Town Topics — Princeton's Weekly Community Newspaper Since 1946.
Vol. LXII, No. 47
 
Wednesday, November 19, 2008

When Listening Becomes Part of Your Being: Arts Council Brings Joe Boyd Back to Princeton

Stuart Mitchner

Joe Boyd moved to Princeton when he was five and grew up listening to his paternal grandmother, a longtime resident, play the piano. Mary Boxall Boyd had studied in Vienna with Theodor Leschitizky and in Berlin before World War I with Artur Schnabel. Joe would sit under her grand piano while she practiced and later would take lessons from her until he was 13, though he never thought of himself as a musician. “Listening, however, became part of my being,” he says in his memoir White Bicycles: Making Music in the 1960s (Serpent’s Tail $18.95), which he’ll be reading from at 7 p.m., Friday November 21, in the Paul Robeson Center for the Arts’ Solley Theater at 102 Witherspoon Street.

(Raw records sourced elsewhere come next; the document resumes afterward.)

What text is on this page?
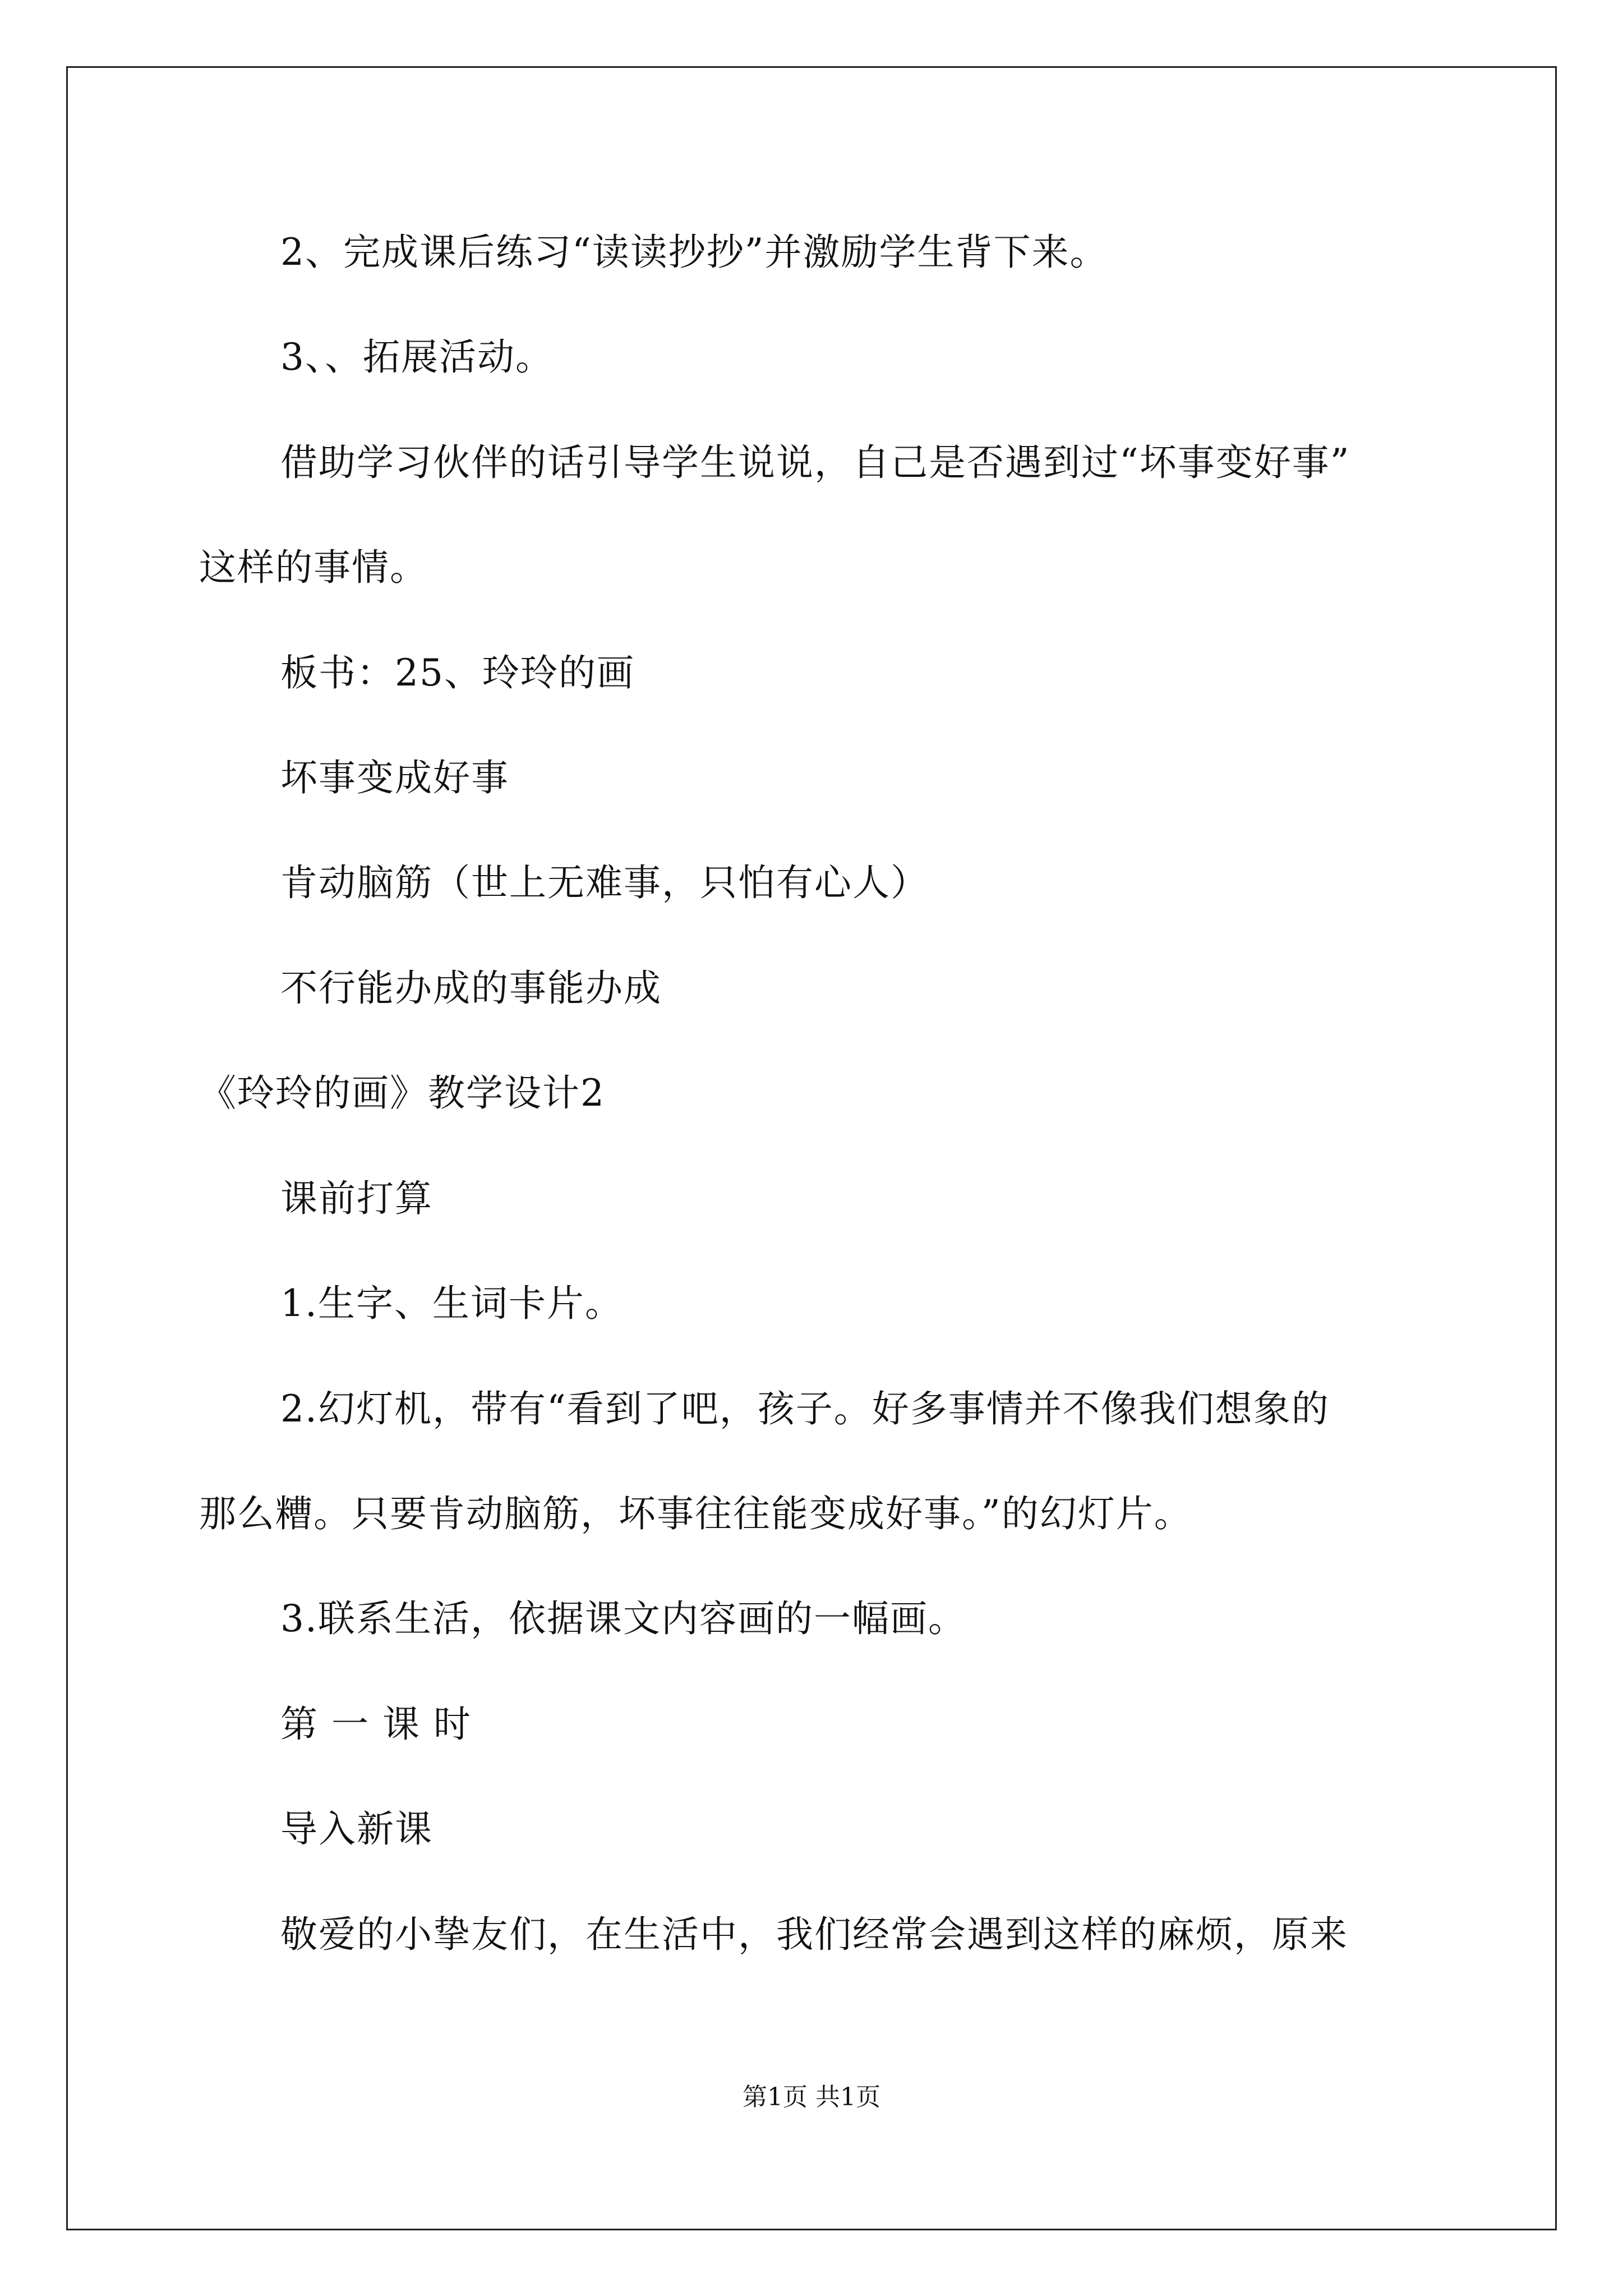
2、完成课后练习“读读抄抄”并激励学生背下来。
3、、拓展活动。
借助学习伙伴的话引导学生说说，自己是否遇到过“坏事变好事”
这样的事情。
板书：25、玲玲的画
坏事变成好事
肯动脑筋（世上无难事，只怕有心人）
不行能办成的事能办成
《玲玲的画》教学设计2
课前打算
1.生字、生词卡片。
2.幻灯机，带有“看到了吧，孩子。好多事情并不像我们想象的
那么糟。只要肯动脑筋，坏事往往能变成好事。”的幻灯片。
3.联系生活，依据课文内容画的一幅画。
第 一 课 时
导入新课
敬爱的小挚友们，在生活中，我们经常会遇到这样的麻烦，原来
第1页 共1页
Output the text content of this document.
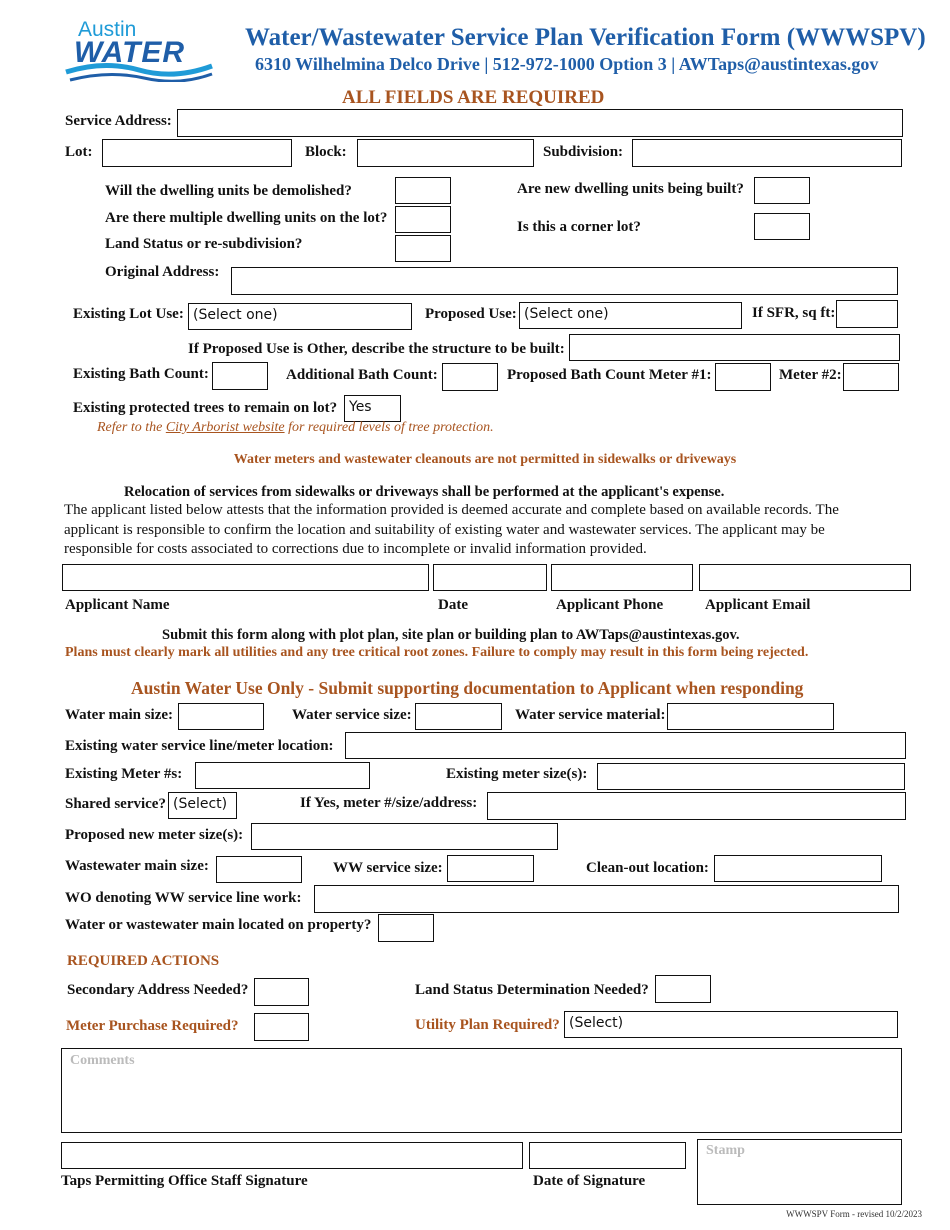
Austin
WATER Water/Wastewater Service Plan Verification Form (WWWSPV)
6310 Wilhelmina Delco Drive | 512-972-1000 Option 3 | AWTaps@austintexas.gov
ALL FIELDS ARE REQUIRED
Service Address:
Lot:	Block:	Subdivision:
Will the dwelling units be demolished?
Are there multiple dwelling units on the lot?
Land Status or re-subdivision?
Are new dwelling units being built?
Is this a corner lot?
Original Address:
Existing Lot Use: (Select one)	Proposed Use: (Select one)	If SFR, sq ft:
If Proposed Use is Other, describe the structure to be built:
Existing Bath Count:	Additional Bath Count:	Proposed Bath Count Meter #1:	Meter #2:
Existing protected trees to remain on lot? Yes
Refer to the City Arborist website for required levels of tree protection.
Water meters and wastewater cleanouts are not permitted in sidewalks or driveways
Relocation of services from sidewalks or driveways shall be performed at the applicant's expense.
The applicant listed below attests that the information provided is deemed accurate and complete based on available records. The applicant is responsible to confirm the location and suitability of existing water and wastewater services. The applicant may be responsible for costs associated to corrections due to incomplete or invalid information provided.
Applicant Name	Date	Applicant Phone	Applicant Email
Submit this form along with plot plan, site plan or building plan to AWTaps@austintexas.gov.
Plans must clearly mark all utilities and any tree critical root zones. Failure to comply may result in this form being rejected.
Austin Water Use Only - Submit supporting documentation to Applicant when responding
Water main size:	Water service size:	Water service material:
Existing water service line/meter location:
Existing Meter #s:	Existing meter size(s):
Shared service? (Select)	If Yes, meter #/size/address:
Proposed new meter size(s):
Wastewater main size:	WW service size:	Clean-out location:
WO denoting WW service line work:
Water or wastewater main located on property?
REQUIRED ACTIONS
Secondary Address Needed?	Land Status Determination Needed?
Meter Purchase Required?	Utility Plan Required? (Select)
Comments
Stamp
Taps Permitting Office Staff Signature	Date of Signature
WWWSPV Form - revised 10/2/2023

Since Joe Boyd was viewed as “a soulmate” by his grandmother, who “felt marooned in a cultural wasteland” and had him viewing himself “in the same light,” it should come as no surprise that he left the country and settled down in England in the sixties, except that he wasn’t headed for the concert hall or the conservatory. Instead, the “listening” part of his being took him in the direction of rock ’n‘ roll and jazz and blues, his “Eureka moment” coming in the spring of 1960 when he realized that producing records was something he could actually picture himself doing: “listening for a living!” A few years later he was in swinging London running Witchseason Productions and the UFO Club on Tottenham Court Road in the psychedelic heart of the scene, showcasing groups like the Move, Soft Machine, Procol Harum, the Pretty Things, the Bonzo Dog Doodah Band, the Crazy World of Arthur Brown, and Tomorrow (whose song “White Bicycles” gave him his title) while producing classic sessions with, among others, Eric Clapton, early Pink Floyd, Nick Drake, The Incredible String Band, and Fairport Convention.

As for the “cultural wasteland,” it helps to be living in a university town within easy reach of Manhattan and Philadelphia. For instance, you could listen to Philly DJ Chris Albertson’s late-night radio show and find that blues singer Lonnie Johnson “was alive and well and working as a cook in a Philadelphia hotel.” Or you could tune in to the original rap master Jean Shepherd beaming out of New York, telling his wild tales and playing his nose-flute between Charlie Mingus cuts. Or you could watch Dick Clark’s American Bandstand precursor Bob Horn on Channel 6 from Philadelphia. And better yet, you could sneak into Reunion parties to see Louis Armstrong and Fats Domino, whose “Walking to New Orleans” alerted Joe Boyd to the connection that changed his life (the italics are his): “Fats Domino is descended from Jelly Roll Morton. Rock’n‘roll is the blues! Popular music is the same stuff I listen to in my room all the time, only newer. I can be a record producer!”

Bringing the Blues to Princeton

Maybe when Boyd comes to the Arts Council’s Paul Robeson Center this Friday he’ll tell of the summer before he went off to college when he and his brother and their pal Geoff Muldaur looked up Lonnie Johnson in the Philadelphia phone book, called him, and asked him to play in Princeton. The first of a lifetime of entrepreneurial missions that have taken Boyd around the world (most recently to Mali, Kazakhstan, and Morrocco) simply involved driving down to Philadelphia, picking up Johnson, and bringing him to Edgerstoune Road and the great journalist Murray Kempton’s capacious living room (Kempton’s son being best friends with Joe’s brother, Warwick), where Johnson performed to a “full house.” The lesson was sweet and simple: “We had imagined something and made it happen so that everyone could hear.”

What better revelation of a calling could you ask for? Another in Joe Boyd’s book of revelations was provided by his other grandmother, “a woman who didn’t know Louis Armstrong from Louis Napoleon,” but who subliminally knew enough to give him RCA’s Encyclopedia of Jazz for Christmas one year, “one of the great compilation LPs of all time,” which not only “completely hypnotized” him and his brother but brought an end to the “fraternal fighting that had marked” their childhood in the house on Alexander Street not far from where his brother once found a Revolutionary War cannon ball.

Joe Boyd’s parents were very much a town and gown couple, by the way. His mother worked in the camera department at the U-Store and his father, Joe Sr., published the Princeton Community Directory until selling it in the 1980s, after which he continued to run the Consumer Bureau until his death last year at 92.